Piece of string territory again, but to give you a rough guide, here’s some sample traffic data from my first year (bear in mind I’d about 600 Twitter followers so I wasn’t starting from total scratch). Measured in unique users per month, via Google Analytics.
- Month 1 (Sept-Oct 2011): 3,142
- Month 3: 3,429
- Month 6: 4,111
- Month 9: 9,662
- Month 12: 11,028
I have absolutely no idea if this is typical, but if you’re another sex blogger and you’re willing to share your blog traffic data, I would fucking LOVE to be able to put together some more info on this, so other bloggers can get an idea of what to expect and also because I love stats and graphs and all that jazz. Please please please get in touch if you’re happy to share your data.
Other ace sex blog resources
Despite the waffly rant above, my most important advice is to never take my word as gospel. Your best bet is to get info from as many places as possible, and here are some great places to start:
- Eroticon, as mentioned above, is a brilliant way to get advice and guidance direct from other sex writers. I’m biased, because I help to run it. But it’s held in Camden on 4th/5th March 2017, and it’s the event that helped me launch my career as a full-time sex writer. If you buy a ticket I’ll give you a free high five when you get there.
- Epiphora and JoEllen Notte are running an online course in how to be a sex blogger. Again, not paid to promote it or anything, just thought I’d add it in because it’s run by two incredible bloggers and they’re bound to have some great advice. Use GOTN10 for $10 off the course fee.
- Rori (BetweenMySheets.com) is a total superstar, and has loads of advice for sex bloggers. She’s stopped blogging now, which is very sad, but her site is still live and has a tonne of helpful info about starting a sex blog, including a free ebook on how to set up your own.
- While we’re on the subject of money, Cara (carasutra.co.uk) is also a superstar, and she’s written a whole course on how to get into copywriting in the adult industry.
- You should also check out MollysDailyKiss, just in general to be honest because Molly is fantastic at championing other sex bloggers and welcoming them to our community. She also wrote about initial blog set up, as I mentioned above, and she has a cautionary tale about remaining anonymous on facebook, which is really useful when you’re thinking about how you want to set up your own stuff.
There are more – there are always more. But every time I want to recommend people I end up shying away from it for fear I’ll miss people off the list and they’ll be angry. So I’m just going to stick this up here and say that if you’ve got some great advice and you’d like me to add you, let me know and I will.
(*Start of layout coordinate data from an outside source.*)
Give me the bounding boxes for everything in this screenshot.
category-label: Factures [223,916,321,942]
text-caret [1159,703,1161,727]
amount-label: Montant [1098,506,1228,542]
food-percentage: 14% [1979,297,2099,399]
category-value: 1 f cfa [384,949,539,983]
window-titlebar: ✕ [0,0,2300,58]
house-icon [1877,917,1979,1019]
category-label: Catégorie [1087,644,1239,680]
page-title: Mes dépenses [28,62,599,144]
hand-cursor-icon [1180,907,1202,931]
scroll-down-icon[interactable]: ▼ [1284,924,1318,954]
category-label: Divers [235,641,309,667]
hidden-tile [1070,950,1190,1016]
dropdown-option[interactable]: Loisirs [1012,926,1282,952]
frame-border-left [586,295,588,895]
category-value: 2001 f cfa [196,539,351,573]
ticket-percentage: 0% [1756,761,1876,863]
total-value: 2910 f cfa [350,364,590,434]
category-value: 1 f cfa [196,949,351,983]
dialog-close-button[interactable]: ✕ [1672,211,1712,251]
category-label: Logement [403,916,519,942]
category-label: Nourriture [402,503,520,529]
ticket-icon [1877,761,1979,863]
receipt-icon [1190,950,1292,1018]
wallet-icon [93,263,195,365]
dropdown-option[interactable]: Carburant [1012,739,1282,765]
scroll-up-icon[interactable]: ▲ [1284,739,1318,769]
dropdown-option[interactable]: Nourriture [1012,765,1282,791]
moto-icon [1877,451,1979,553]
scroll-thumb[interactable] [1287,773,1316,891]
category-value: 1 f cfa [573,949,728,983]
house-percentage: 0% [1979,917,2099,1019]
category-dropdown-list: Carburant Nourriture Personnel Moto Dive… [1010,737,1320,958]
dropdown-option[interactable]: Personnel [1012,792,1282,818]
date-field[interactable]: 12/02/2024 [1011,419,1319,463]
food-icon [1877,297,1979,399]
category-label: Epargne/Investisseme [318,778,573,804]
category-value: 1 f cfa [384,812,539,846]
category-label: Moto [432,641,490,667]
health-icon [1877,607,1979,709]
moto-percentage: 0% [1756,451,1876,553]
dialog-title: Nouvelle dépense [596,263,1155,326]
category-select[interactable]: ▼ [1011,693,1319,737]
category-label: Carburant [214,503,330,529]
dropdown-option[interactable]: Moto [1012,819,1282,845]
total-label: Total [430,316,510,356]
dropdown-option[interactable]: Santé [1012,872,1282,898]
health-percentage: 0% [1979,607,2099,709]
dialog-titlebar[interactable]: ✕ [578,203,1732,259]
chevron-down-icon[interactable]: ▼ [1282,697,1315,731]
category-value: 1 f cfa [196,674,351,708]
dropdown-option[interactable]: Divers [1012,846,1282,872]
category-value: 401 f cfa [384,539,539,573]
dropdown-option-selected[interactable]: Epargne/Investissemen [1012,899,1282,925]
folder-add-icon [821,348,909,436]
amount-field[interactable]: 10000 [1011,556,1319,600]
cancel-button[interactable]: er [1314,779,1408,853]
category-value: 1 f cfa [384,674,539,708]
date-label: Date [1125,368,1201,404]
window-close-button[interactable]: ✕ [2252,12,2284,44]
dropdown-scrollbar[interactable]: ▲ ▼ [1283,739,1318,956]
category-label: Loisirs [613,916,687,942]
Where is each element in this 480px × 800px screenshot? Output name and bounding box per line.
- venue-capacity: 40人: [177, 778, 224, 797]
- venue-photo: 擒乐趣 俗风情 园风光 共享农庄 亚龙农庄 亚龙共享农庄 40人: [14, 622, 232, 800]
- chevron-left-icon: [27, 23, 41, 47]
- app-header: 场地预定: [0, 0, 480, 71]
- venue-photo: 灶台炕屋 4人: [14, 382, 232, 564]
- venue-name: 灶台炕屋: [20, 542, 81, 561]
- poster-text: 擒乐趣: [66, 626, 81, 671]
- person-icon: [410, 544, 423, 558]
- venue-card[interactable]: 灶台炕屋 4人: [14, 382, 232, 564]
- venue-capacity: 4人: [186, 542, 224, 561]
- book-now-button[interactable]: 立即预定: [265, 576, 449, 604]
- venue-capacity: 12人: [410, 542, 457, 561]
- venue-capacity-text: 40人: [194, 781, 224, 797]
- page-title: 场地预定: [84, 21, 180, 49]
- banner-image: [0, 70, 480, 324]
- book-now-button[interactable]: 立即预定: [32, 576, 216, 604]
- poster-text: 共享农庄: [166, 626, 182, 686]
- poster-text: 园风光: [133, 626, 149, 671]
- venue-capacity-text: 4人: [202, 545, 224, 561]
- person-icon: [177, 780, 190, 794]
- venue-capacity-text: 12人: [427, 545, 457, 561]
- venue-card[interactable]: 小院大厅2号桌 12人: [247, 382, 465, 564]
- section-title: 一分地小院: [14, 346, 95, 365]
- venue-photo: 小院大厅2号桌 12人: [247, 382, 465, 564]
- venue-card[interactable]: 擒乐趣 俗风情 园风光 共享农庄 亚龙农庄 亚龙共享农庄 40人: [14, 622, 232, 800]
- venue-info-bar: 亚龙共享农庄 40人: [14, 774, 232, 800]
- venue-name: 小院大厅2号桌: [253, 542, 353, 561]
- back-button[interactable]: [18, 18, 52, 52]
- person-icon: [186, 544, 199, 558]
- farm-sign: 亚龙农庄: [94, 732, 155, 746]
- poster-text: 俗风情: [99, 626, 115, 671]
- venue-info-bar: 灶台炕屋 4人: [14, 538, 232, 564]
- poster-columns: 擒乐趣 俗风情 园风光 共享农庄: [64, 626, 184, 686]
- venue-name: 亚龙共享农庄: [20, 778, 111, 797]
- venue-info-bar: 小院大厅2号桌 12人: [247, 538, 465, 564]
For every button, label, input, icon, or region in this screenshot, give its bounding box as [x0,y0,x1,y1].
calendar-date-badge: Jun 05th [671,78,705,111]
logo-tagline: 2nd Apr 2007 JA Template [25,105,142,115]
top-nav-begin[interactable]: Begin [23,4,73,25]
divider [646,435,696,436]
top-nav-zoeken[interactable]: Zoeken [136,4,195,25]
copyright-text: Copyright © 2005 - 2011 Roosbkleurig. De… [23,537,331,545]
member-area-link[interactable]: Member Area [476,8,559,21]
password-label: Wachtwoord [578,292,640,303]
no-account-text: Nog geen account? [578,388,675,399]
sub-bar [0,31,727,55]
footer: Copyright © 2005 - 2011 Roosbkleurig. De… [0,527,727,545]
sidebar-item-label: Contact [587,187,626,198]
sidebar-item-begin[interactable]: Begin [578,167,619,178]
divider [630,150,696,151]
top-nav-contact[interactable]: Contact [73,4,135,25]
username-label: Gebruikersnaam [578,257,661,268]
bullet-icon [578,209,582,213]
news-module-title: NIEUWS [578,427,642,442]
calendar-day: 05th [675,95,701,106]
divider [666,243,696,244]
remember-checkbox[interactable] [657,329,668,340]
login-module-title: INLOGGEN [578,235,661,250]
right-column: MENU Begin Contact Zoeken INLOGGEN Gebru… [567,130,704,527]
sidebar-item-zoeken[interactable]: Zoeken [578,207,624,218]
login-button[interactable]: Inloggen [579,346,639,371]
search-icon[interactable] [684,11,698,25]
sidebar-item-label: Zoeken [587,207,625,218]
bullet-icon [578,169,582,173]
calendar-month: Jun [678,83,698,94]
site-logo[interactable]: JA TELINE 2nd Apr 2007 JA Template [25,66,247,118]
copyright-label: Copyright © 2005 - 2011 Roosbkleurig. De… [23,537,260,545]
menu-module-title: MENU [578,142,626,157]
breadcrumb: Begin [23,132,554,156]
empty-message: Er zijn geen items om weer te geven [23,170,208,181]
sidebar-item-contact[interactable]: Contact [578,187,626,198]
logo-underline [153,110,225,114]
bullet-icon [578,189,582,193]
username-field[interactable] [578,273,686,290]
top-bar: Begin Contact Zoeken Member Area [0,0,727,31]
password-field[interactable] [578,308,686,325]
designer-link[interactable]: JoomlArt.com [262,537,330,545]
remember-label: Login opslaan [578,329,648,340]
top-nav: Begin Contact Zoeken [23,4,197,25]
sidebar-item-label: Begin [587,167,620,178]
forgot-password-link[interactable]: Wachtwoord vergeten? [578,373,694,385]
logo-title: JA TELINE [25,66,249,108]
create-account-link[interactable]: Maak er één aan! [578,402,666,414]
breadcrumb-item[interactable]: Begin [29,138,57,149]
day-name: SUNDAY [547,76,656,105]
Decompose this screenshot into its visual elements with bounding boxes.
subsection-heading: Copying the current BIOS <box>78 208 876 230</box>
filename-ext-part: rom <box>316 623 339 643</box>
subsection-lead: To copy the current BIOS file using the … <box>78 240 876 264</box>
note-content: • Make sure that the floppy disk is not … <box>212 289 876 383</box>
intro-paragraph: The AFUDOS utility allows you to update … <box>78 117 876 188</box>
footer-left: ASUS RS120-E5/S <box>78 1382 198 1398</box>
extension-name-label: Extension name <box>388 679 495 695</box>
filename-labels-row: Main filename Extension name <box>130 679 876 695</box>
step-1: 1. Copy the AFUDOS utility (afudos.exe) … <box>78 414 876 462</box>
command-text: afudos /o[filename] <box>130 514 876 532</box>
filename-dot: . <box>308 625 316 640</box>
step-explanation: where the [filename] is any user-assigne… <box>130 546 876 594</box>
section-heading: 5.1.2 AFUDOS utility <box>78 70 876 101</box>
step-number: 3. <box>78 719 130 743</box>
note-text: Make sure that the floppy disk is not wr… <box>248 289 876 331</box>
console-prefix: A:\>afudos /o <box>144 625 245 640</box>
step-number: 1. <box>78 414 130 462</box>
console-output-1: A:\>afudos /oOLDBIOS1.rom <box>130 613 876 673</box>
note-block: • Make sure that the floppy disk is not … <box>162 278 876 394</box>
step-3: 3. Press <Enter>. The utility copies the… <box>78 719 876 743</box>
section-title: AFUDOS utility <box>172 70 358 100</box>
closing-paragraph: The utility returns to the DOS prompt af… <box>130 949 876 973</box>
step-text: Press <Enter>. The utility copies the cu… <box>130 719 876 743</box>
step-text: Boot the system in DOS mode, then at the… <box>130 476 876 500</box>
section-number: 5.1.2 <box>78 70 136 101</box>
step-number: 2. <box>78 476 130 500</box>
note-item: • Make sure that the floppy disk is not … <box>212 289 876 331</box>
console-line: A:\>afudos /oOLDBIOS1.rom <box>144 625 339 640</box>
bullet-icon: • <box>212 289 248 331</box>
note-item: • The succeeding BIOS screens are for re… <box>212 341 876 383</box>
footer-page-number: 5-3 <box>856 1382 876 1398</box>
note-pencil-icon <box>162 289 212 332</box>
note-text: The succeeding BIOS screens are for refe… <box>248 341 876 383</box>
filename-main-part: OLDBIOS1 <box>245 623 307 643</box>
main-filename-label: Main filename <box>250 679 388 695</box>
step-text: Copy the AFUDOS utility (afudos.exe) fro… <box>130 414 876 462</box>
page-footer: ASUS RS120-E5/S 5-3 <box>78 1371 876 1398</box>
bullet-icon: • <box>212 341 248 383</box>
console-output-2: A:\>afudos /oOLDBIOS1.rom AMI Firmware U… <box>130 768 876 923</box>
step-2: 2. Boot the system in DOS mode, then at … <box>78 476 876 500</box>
Want to start a sex blog? Write something now
I promise I’ll sod off soon, because it’s 5 o’clock on a Friday and I’m not in the pub yet, and if I don’t get there by 6 then it will really screw with the natural order of things. But before I go here’s a final piece of advice:
Write something now. Well, soon at least – while this is fresh in your mind and you’re interested and keen. It’s more than possible that some of the stuff above has put you off and the whole thing sounds like too much work, so write something quickly. Even if you haven’t got the blog yet, you can start creating posts, drafting ideas, and putting down all the thoughts that scratch around in your head screaming WRITE ME I PROMISE I’M GOOD JUST GIVE ME A CHANCE.
I can give you sex blog tips, but no amount of advice from a twat like me will compete with those ideas, thoughts, and words that are genuinely unique and worth reading. And nothing in terms of set up is more important than the actual words you write.
Go. Write words. Have fun. And good luck.